Parece-me uma boa história, equilibrada e com momentos interessantes, sobretudo nos tiroteios.
Entretanto, recebi um telegrama urgente, da Mosfilm, que dizia assim:
"Kremlin enviou para Sibéria todos nossos argumentistas. Cruise grave. Adolfo Ernesto, favor enviar argumento, mosfilm".
O Cruise era, afinal crise, mas com uma letra a mais. E foi com Tom Cruise na imaginação que concebi o argumento para a Mosfilm, tarefa difícil, porque eles não gostam de cenas com menos de 40 minutos. O título será Discussões sem Limite, embora A Balada do Soldado não me soe mal:
"O bom Ivan Denisovitch (T. Cruise) cresceu nas paisagens magníficas do Volga, mas apaixonou-se pela bela Tatiana (Zhanna Prokhorenko); ele busca o seu pai, mas enfrenta o cruel Pavlovitch (Vladimir Ivashov)". Aqui, pensei numa cena tipo doutor jivago, mas sem o bigode. "Após longo diálogo de trinta minutos entre Denisovitch e Pavlovitch, o primeiro é cruelmente enviado pelo segundo para o exército e, depois, para a invasão do Afeganistão", (ou ocupação, ou lá o que foi, mas não escrevo argumentos de filmes políticos, quero apenas sublinhar as emoções e as sensações. E, claro, a pirotecnia).
"Enfim, no Afeganistão, dá-se o confronto final entre D. e P., o duelo prolonga-se por duas rápidas horas e o nosso herói consegue regressar aos braços da sua Tatiana, e ainda tem tempo para descobrir o pai, que afinal era um antigo stakhanovista da União Soviética que morrera na heróica luta contra a deskulakização e era muito chegado ao camarada Estaline". É um final bonito e comovente.
Estava satisfeito com esta nova prova superada, mas não sabia que os meus problemas ainda não tinham acabado. Para meu espanto, recebi um telegrama de Bollywood: "Adolfo Ernesto. Crise de argumentistas iminente. Favor enviar argumento de filme de Bollywwod".
Dito e feito. Concebi uma obra e pensei logo num título magnífico: Canções sem Limite. Tudo começa nas margens do sagrado Ganges, onde o nosso herói, Ayodhya Ramayana (Salman Khan) terá de lutar pelo amor eterno da sensual Sara Patel (Aishwaria Rai), apesar dos obstáculos do maléfico Pervez (Shah Rukh Khan).
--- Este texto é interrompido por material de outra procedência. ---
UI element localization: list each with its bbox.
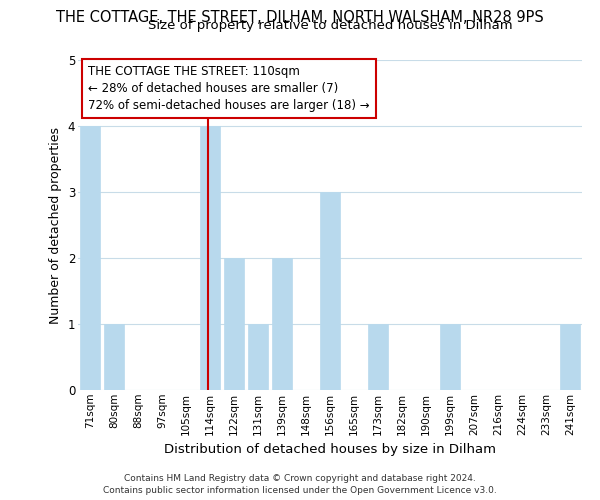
Bar (440, 324, 460, 390)
Bar (104, 324, 124, 390)
Bar (224, 258, 244, 390)
X-axis label: Distribution of detached houses by size in Dilham: Distribution of detached houses by size … (164, 443, 496, 456)
Title: Size of property relative to detached houses in Dilham: Size of property relative to detached ho… (148, 20, 512, 32)
Bar (368, 324, 388, 390)
Bar (80, 126, 100, 390)
Text: THE COTTAGE THE STREET: 110sqm
← 28% of detached houses are smaller (7)
72% of s: THE COTTAGE THE STREET: 110sqm ← 28% of … (88, 65, 370, 112)
Bar (248, 324, 268, 390)
Bar (320, 192, 340, 390)
Bar (200, 126, 220, 390)
Bar (272, 258, 292, 390)
Y-axis label: Number of detached properties: Number of detached properties (49, 126, 62, 324)
Bar (560, 324, 580, 390)
Text: THE COTTAGE, THE STREET, DILHAM, NORTH WALSHAM, NR28 9PS: THE COTTAGE, THE STREET, DILHAM, NORTH W… (56, 10, 544, 25)
Text: Contains HM Land Registry data © Crown copyright and database right 2024.
Contai: Contains HM Land Registry data © Crown c… (103, 474, 497, 495)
Haverá fugas por toda a Índia, com muita cor e dança, e os dois heróis fogem na direcção dos Himalaias (mais uma dança) e, depois para o Afeganistão, onde são apoiados por Jim Smith, um místico ocidental (George Clooney), mas Khan consegue apanhar o trio (há uma bela cena de dança, com uma notável canção e um coro talibã). Finalmente, o bem triunfa, com ajuda divina que permite uma cena apoteótica. Pervez é derrotado e haverá ainda tempo para uma sensual, mas púdica, cena de sexo, apimentada com uma dança".
Enfim, nesta minha carreira também há a possibilidade de colaborar com as telenovelas brasileiras, mas esse será um enorme desafio, já que as histórias são muito mais complicadas.